Robert Carling | Australian Financial Review | 28 September 2012
One of Australia’s strengths going into the global financial crisis was the condition of its public finances. We are now in danger of frittering away that strength.

Everyone knows that we had budget surpluses and little or no public debt before the crisis. This made the economy more resilient against global shocks. Less well understood is the advantage of having a smaller government sector than most other developed countries. At around 36 per cent of gross domestic product (GDP), the general government sector (including all levels of government) can hardly be described as “small” in any absolute sense, but we have managed to avoid expanding it to the magnitudes of 45 per cent or 50 per cent associated with euro-sclerosis and now the euro-crisis.

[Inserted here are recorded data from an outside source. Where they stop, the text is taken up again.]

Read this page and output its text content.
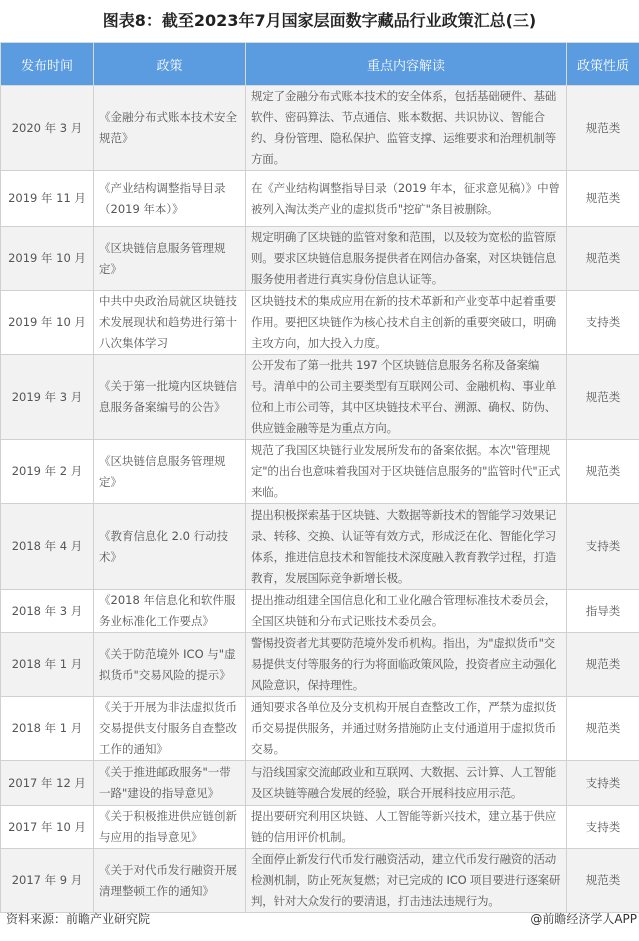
图表8：截至2023年7月国家层面数字藏品行业政策汇总(三)
发布时间	政策	重点内容解读	政策性质
2020 年 3 月	《金融分布式账本技术安全规范》	规定了金融分布式账本技术的安全体系，包括基础硬件、基础软件、密码算法、节点通信、账本数据、共识协议、智能合约、身份管理、隐私保护、监管支撑、运维要求和治理机制等方面。	规范类
2019 年 11 月	《产业结构调整指导目录（2019 年本）》	在《产业结构调整指导目录（2019 年本，征求意见稿）》中曾被列入淘汰类产业的虚拟货币"挖矿"条目被删除。	规范类
2019 年 10 月	《区块链信息服务管理规定》	规定明确了区块链的监管对象和范围，以及较为宽松的监管原则。要求区块链信息服务提供者在网信办备案，对区块链信息服务使用者进行真实身份信息认证等。	规范类
2019 年 10 月	中共中央政治局就区块链技术发展现状和趋势进行第十八次集体学习	区块链技术的集成应用在新的技术革新和产业变革中起着重要作用。要把区块链作为核心技术自主创新的重要突破口，明确主攻方向，加大投入力度。	支持类
2019 年 3 月	《关于第一批境内区块链信息服务备案编号的公告》	公开发布了第一批共 197 个区块链信息服务名称及备案编号。清单中的公司主要类型有互联网公司、金融机构、事业单位和上市公司等，其中区块链技术平台、溯源、确权、防伪、供应链金融等是为重点方向。	规范类
2019 年 2 月	《区块链信息服务管理规定》	规范了我国区块链行业发展所发布的备案依据。本次"管理规定"的出台也意味着我国对于区块链信息服务的"监管时代"正式来临。	规范类
2018 年 4 月	《教育信息化 2.0 行动技术》	提出积极探索基于区块链、大数据等新技术的智能学习效果记录、转移、交换、认证等有效方式，形成泛在化、智能化学习体系，推进信息技术和智能技术深度融入教育教学过程，打造教育，发展国际竞争新增长极。	支持类
2018 年 3 月	《2018 年信息化和软件服务业标准化工作要点》	提出推动组建全国信息化和工业化融合管理标准技术委员会，全国区块链和分布式记账技术委员会。	指导类
2018 年 1 月	《关于防范境外 ICO 与"虚拟货币"交易风险的提示》	警惕投资者尤其要防范境外发币机构。指出，为"虚拟货币"交易提供支付等服务的行为将面临政策风险，投资者应主动强化风险意识，保持理性。	规范类
2018 年 1 月	《关于开展为非法虚拟货币交易提供支付服务自查整改工作的通知》	通知要求各单位及分支机构开展自查整改工作，严禁为虚拟货币交易提供服务，并通过财务措施防止支付通道用于虚拟货币交易。	规范类
2017 年 12 月	《关于推进邮政服务"一带一路"建设的指导意见》	与沿线国家交流邮政业和互联网、大数据、云计算、人工智能及区块链等融合发展的经验，联合开展科技应用示范。	支持类
2017 年 10 月	《关于积极推进供应链创新与应用的指导意见》	提出要研究利用区块链、人工智能等新兴技术，建立基于供应链的信用评价机制。	支持类
2017 年 9 月	《关于对代币发行融资开展清理整顿工作的通知》	全面停止新发行代币发行融资活动，建立代币发行融资的活动检测机制，防止死灰复燃；对已完成的 ICO 项目要进行逐案研判，针对大众发行的要清退，打击违法违规行为。	规范类
资料来源：前瞻产业研究院	@前瞻经济学人APP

Those who want more government spending see Australia’s ranking in international comparisons not as a strength but as an opportunity to load up the public sector with costly new programs. If our governments follow this route, there will be much higher levels of public debt and/or much higher taxation somewhere in our future. The recent flurry of new spending initiatives by the federal government should be seen in this light.
The Intergenerational Reports (long-term fiscal outlook statements), which were first commissioned by the Howard government, have repeatedly revealed that Australia has a long-term fiscal problem stemming from population ageing and other societal trends. The last Commonwealth IGR (in 2010) projected an increase in the share of Commonwealth spending in GDP by 4.7 percentage points over 40 years and quantified the excess of spending over revenue in 2050 at 2.8 per cent of GDP, excluding interest expense.

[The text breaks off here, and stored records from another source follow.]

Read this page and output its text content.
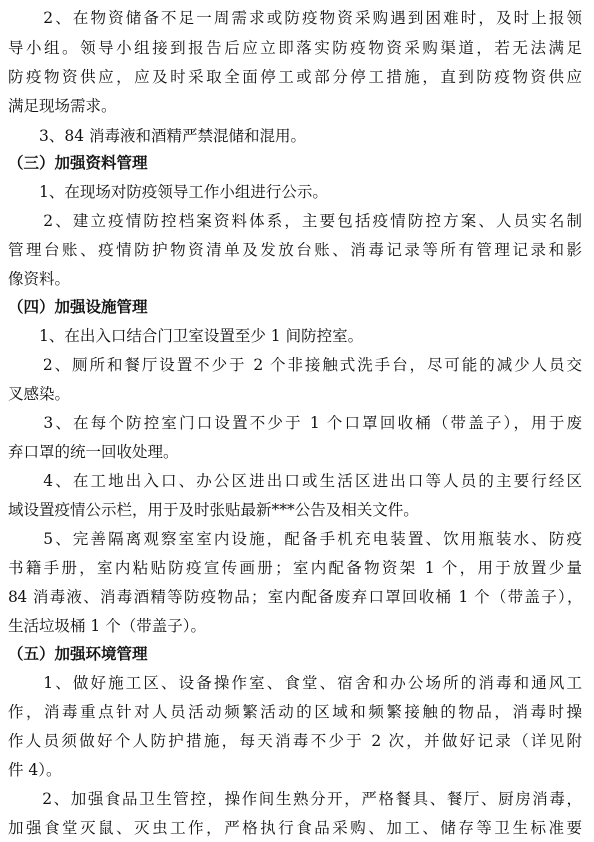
　　2、在物资储备不足一周需求或防疫物资采购遇到困难时，及时上报领
导小组。领导小组接到报告后应立即落实防疫物资采购渠道，若无法满足
防疫物资供应，应及时采取全面停工或部分停工措施，直到防疫物资供应
满足现场需求。
　　3、84 消毒液和酒精严禁混储和混用。
（三）加强资料管理
　　1、在现场对防疫领导工作小组进行公示。
　　2、建立疫情防控档案资料体系，主要包括疫情防控方案、人员实名制
管理台账、疫情防护物资清单及发放台账、消毒记录等所有管理记录和影
像资料。
（四）加强设施管理
　　1、在出入口结合门卫室设置至少 1 间防控室。
　　2、厕所和餐厅设置不少于 2 个非接触式洗手台，尽可能的减少人员交
叉感染。
　　3、在每个防控室门口设置不少于 1 个口罩回收桶（带盖子），用于废
弃口罩的统一回收处理。
　　4、在工地出入口、办公区进出口或生活区进出口等人员的主要行经区
域设置疫情公示栏，用于及时张贴最新***公告及相关文件。
　　5、完善隔离观察室室内设施，配备手机充电装置、饮用瓶装水、防疫
书籍手册，室内粘贴防疫宣传画册；室内配备物资架 1 个，用于放置少量
84 消毒液、消毒酒精等防疫物品；室内配备废弃口罩回收桶 1 个（带盖子），
生活垃圾桶 1 个（带盖子）。
（五）加强环境管理
　　1、做好施工区、设备操作室、食堂、宿舍和办公场所的消毒和通风工
作，消毒重点针对人员活动频繁活动的区域和频繁接触的物品，消毒时操
作人员须做好个人防护措施，每天消毒不少于 2 次，并做好记录（详见附
件 4）。
　　2、加强食品卫生管控，操作间生熟分开，严格餐具、餐厅、厨房消毒，
加强食堂灭鼠、灭虫工作，严格执行食品采购、加工、储存等卫生标准要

The Commonwealth projections alone would be enough to lift Australia’s government sector to 40 per cent of GDP. In addition, the NSW government has made similar projections for the state budget and quantified its long-term fiscal gap at 1.8 per cent of gross state product.
The task presented to governments by these IGRs was to chip away at the long-term fiscal gaps through structural reforms to lower the future growth path of government spending. The phased increase in the eligibility age for the age pension to 67 is one example of what needs to be done. There is still time for governments to take more measures of that kind because the effects of ageing don’t start to bite until some way into the next decade. There is a window of opportunity to chip away at the problem.

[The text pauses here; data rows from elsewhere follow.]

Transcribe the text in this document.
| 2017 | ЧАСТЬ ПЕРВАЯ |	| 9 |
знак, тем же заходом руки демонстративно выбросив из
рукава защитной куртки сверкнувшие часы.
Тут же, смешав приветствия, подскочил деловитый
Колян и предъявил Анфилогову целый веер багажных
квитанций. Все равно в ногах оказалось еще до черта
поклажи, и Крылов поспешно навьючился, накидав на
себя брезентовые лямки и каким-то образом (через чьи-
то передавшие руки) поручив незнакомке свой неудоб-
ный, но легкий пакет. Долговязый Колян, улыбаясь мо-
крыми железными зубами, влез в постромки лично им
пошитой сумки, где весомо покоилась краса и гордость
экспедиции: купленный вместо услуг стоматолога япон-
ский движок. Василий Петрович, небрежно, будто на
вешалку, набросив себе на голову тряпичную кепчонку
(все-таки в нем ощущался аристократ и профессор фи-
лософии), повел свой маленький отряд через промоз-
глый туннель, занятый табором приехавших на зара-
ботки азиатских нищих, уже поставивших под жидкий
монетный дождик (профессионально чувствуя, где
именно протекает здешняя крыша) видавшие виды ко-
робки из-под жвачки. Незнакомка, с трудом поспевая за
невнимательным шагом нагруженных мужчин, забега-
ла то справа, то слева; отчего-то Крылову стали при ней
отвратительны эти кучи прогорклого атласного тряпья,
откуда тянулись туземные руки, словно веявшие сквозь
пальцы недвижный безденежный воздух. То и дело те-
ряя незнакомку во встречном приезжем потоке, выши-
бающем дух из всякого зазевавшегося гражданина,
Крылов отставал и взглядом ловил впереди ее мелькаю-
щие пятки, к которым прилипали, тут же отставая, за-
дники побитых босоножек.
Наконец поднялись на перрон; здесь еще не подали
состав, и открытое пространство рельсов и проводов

Instead, government decisions are adding to the long-term fiscal gap. The IGR was prepared on the basis of then-existing policies. Policy changes since the IGR baseline was set in early 2010 (such as the national disability scheme and education funding), together with other pressures that the government may yet cave in to (such as a big increase in the Newstart allowance) could easily add almost $30 billion a year to the government expenditure baseline by 2020. There have been some offsetting measures, but most of them have been in the form of revenue increases or expenditure deferrals, not permanent cuts to spending programs. And notwithstanding the revenue increases, there are also long-term risks to revenue. The IGR assumes that Commonwealth tax revenue will be 23.5 per cent of GDP, but it is currently around 22 per cent.
The solutions may be politically difficult, but they are not rocket science. If large discretionary tax increases are to be avoided, governments will need to refrain from making so many new spending commitments that then are locked in to the spending base. The community also needs to refrain from demanding them. Alternatively, governments have to become much better at finding offsetting savings in the existing spending base. And at the same time, they have to keep chipping away at the long-term fiscal gap.

A failure to rise to these challenges would have profound implications for Australia’s economic future and put the economy at risk of euro-sclerosis in the long term.

Robert Carling is a Senior Fellow at The Centre for Independent Studies and author of Future Fiscal Shock.